Mereka belum tahu bahwa pembunuh berdarah dingin itu adalah Satria, sahabat terbaikku. Satria orang yang kuliah satu kampus dengan mereka semua. Tapi, memang tidak banyak yang mengenalnya, karena Satria berbeda dengan teman-temanku yang lainnya, sehabis kuliah dia pasti langsung pergi meninggalkan kampus menuju tempat kerjanya. Satria tidak sama seperti kebanyakan mahasiswa di kampusku yang sering nongkrong dan berlama-lama di kampus tanpa ada yang mereka kerjakan, rata-rata hanya menjual tampang dan cari muka di kampus dan menjadikan kampus tempat untuk bermain dan berkelakar layaknya tempat hiburan dan mall.

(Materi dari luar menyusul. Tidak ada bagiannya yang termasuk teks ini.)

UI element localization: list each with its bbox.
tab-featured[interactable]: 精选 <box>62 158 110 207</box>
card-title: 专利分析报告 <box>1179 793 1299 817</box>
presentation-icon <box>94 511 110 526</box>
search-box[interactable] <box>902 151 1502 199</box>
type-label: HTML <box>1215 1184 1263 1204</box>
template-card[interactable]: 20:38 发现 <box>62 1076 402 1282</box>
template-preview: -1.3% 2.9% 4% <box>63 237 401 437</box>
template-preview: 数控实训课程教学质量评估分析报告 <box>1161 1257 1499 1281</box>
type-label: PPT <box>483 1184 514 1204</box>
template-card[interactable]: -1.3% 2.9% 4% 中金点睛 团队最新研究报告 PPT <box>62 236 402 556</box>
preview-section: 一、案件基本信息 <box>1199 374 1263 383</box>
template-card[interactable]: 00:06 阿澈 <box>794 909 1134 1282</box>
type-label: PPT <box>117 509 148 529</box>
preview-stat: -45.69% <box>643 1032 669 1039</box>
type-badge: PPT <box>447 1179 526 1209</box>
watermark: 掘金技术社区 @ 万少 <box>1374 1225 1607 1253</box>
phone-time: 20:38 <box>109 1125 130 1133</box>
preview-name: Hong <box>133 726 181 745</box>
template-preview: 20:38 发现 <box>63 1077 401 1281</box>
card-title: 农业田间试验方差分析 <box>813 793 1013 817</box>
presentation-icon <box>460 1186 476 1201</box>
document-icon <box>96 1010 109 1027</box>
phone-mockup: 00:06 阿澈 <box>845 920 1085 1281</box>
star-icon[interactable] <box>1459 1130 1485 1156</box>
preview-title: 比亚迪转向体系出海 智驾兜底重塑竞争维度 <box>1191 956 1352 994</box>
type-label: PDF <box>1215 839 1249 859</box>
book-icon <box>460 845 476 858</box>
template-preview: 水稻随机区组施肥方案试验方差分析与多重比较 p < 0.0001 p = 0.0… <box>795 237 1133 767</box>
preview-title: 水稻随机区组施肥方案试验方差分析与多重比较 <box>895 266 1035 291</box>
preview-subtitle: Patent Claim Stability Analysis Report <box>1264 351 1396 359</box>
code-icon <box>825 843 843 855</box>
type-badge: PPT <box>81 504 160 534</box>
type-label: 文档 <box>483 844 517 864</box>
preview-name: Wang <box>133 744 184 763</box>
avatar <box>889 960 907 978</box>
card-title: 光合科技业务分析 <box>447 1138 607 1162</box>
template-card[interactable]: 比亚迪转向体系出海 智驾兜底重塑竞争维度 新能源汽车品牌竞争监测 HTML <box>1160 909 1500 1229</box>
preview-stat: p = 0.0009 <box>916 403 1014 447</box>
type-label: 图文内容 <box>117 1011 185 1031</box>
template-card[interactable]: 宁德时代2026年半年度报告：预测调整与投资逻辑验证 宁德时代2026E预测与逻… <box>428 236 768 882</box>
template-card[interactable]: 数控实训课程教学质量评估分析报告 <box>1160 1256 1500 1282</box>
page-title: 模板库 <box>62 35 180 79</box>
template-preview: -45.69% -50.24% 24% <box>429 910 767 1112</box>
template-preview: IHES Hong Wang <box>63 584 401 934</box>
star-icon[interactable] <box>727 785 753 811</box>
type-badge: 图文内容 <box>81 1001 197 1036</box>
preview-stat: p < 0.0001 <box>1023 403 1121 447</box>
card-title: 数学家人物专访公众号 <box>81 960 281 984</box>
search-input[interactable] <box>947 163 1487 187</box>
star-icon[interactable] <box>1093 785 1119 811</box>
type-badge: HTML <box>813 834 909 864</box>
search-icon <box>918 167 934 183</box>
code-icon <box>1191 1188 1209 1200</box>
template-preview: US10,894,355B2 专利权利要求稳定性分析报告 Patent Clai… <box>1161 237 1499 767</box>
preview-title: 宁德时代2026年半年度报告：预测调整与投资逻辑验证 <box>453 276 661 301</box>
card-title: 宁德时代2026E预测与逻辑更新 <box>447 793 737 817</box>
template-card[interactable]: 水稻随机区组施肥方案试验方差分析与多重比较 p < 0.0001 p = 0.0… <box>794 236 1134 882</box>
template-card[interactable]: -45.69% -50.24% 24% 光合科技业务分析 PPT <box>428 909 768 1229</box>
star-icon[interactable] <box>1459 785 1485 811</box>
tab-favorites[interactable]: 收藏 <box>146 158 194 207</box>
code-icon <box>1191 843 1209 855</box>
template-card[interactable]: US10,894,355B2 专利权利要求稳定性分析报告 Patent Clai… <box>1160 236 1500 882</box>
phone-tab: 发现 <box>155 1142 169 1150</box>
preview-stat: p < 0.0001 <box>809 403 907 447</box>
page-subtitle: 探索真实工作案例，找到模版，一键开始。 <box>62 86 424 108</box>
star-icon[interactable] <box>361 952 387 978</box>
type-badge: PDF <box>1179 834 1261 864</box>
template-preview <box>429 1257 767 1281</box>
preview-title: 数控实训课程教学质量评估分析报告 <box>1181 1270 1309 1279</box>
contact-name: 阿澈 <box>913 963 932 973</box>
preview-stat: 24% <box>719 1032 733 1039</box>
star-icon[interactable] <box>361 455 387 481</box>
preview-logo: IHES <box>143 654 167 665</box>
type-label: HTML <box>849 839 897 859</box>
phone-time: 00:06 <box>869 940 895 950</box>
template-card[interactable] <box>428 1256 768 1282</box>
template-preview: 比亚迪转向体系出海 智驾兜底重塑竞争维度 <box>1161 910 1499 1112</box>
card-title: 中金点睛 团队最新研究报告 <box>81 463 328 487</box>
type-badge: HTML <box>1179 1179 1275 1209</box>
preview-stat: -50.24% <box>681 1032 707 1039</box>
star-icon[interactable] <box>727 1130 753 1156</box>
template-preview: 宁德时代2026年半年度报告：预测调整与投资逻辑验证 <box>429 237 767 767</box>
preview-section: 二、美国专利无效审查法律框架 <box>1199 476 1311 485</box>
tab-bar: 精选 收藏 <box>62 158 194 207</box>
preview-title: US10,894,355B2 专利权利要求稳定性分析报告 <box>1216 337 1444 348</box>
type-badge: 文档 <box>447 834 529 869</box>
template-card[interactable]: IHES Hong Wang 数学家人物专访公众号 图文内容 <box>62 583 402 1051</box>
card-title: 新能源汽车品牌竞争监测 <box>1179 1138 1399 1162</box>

Satria, memang dia telah membunuh, tapi aku tidak bisa untuk terlalu menyalahkannya. Karena, aku belum tahu sebenarnya untuk dan dengan alasan apa dia sampai melakukan hal itu. Aku tidak bisa untuk langsung mencap dan mendakwa seseorang sebelum ada bukti yang kuat, bukan hanya bukti secara material, tapi juga bukti secara psikologis, siapapun itu.

Di negaraku ini, seorang perempuan pun bisa membunuh ketika dia harus mempertahankan mahkota dan kesuciannya. Tapi, biasanya sang hakim akan langsung memvonisnya dengan hukuman yang buta tanpa melihat dan mencari tahu dulu kenapa dia sampai melakukan pembunuhan itu. Apalagi kalau korbannya adalah orang yang punya kuasa dan jabatan.

Aku masih berharap sampai saat ini, semoga berita yang aku baca di koran tersebut adalah sebuah kekeliruan, walaupun di antara berita itu, foto Satria terpampang dengan jelasnya memberi bukti. Biarlah Tuhan yang akan menilai, karena Tuhan tidak akan pernah lelah memantau semua langkah yang di jalani hambanya, seperti yang di tulis Satria di dalam suratnya kepadaku. Satria Bangsa, sahabat terbaikku.